Quando Salvini fu rinviato a giudizio nel 2021, allora ministro dell’Interno nel governo Conte, valeva la norma  di cui sopra cambiata dalla Cartabia; inoltre, gli ipotetici reati commessi da Salvini erano stati oggetto di valutazione da ben due procure, quella di Agrigento e quella di Palermo e dal tribunale territoriale dei ministri, composto da tre magistrati, oltre ai senatori che decisero l’autorizzazione a procedere negando il “preminente interesse pubblico“, che avrebbe garantito l’immunità a Salvini, oltre che ministro degli Interni, anche vice-premier.

Lo stravolgimento, semmai, sta nel fatto che il dibattimento è durato tre anni e tre mesi, durante i quali si sono tenute 25 udienze. Tempi incompatibili con una giustizia efficace, credibile, efficiente, sui quali bisogna, però, ricordare che hanno influito diversi fattori, come l’impegno degli stessi giudici in altri processi, compresi quelli per mafia, con imputati già detenuti, che hanno la precedenza sempre, e reati contro la pubblica amministrazione, fino agli impegni politici e istituzionali di Salvini e del suo difensore.

A parere di tutti gli studiosi del diritto o di quanti frequentano ogni giorno i palazzi di giustizia, però, le riforme già approvate, e quelle in fieri, serviranno poco o nulla ad accelerare i tempi necessari alle indagini e alle udienze. Anzi, alcune potrebbero addirittura rallentarli ulteriormente.

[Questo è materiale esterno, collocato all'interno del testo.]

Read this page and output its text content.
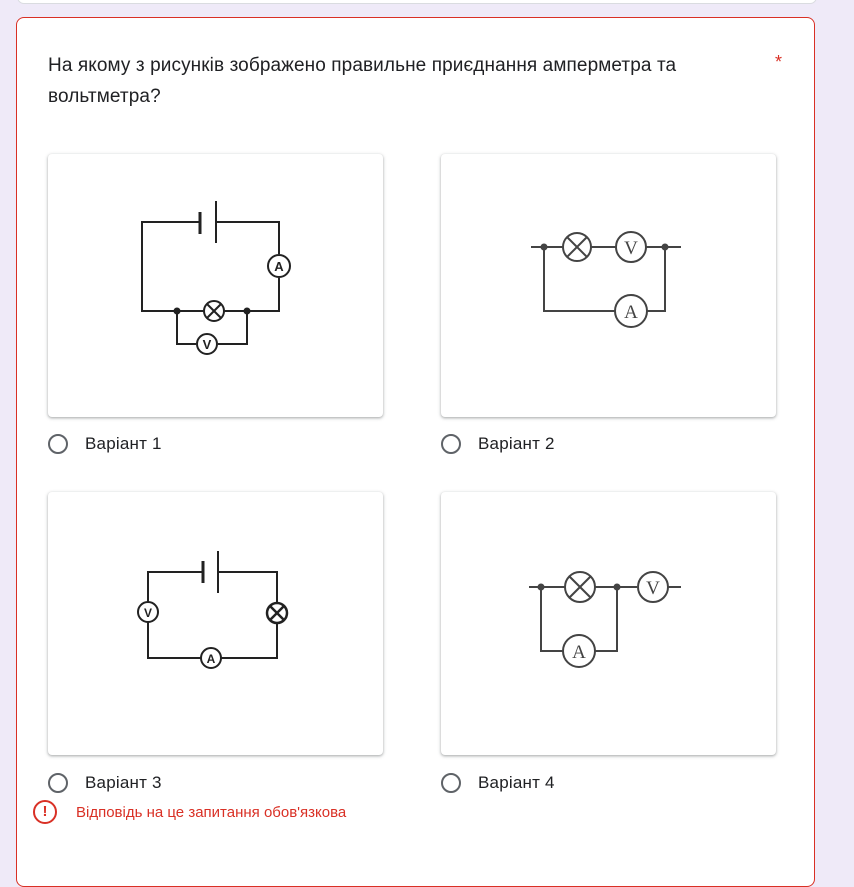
На якому з рисунків зображено правильне приєднання амперметра та вольтметра?
*
A
V
Варіант 1
V
A
Варіант 2
V
A
Варіант 3
V
A
Варіант 4
!	Відповідь на це запитання обов'язкова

Considerazioni tutte che non sottendono, però, la questione di fondo che resta la separazione delle carriere, sulla quale il conflitto tra politica e giustizia ha ripreso ad infiammarsi: il presunto appiattimento dei giudici sui pubblici ministeri, l’assenza di una necessaria equidistanza tra accusa e difesa davanti al giudice, soggetto unico e non imparziale davanti alle due parti contendenti.

Proprio gli esiti dei procedimenti giudiziari a carico della Fondazione Open e di Open Arms, come le troppe assoluzioni nel dibattimento, di cui si lamentano gli stessi promotori della riforma, dimostrano che il principale ostacolo da rimuovere non sia quanto detto in precedenza, ma che un pubblico ministero, motu proprio, possa pensare sempre più ad ottenere la condanna dell’imputato, anziché il raggiungimento della verità, a discapito di indagati e imputati.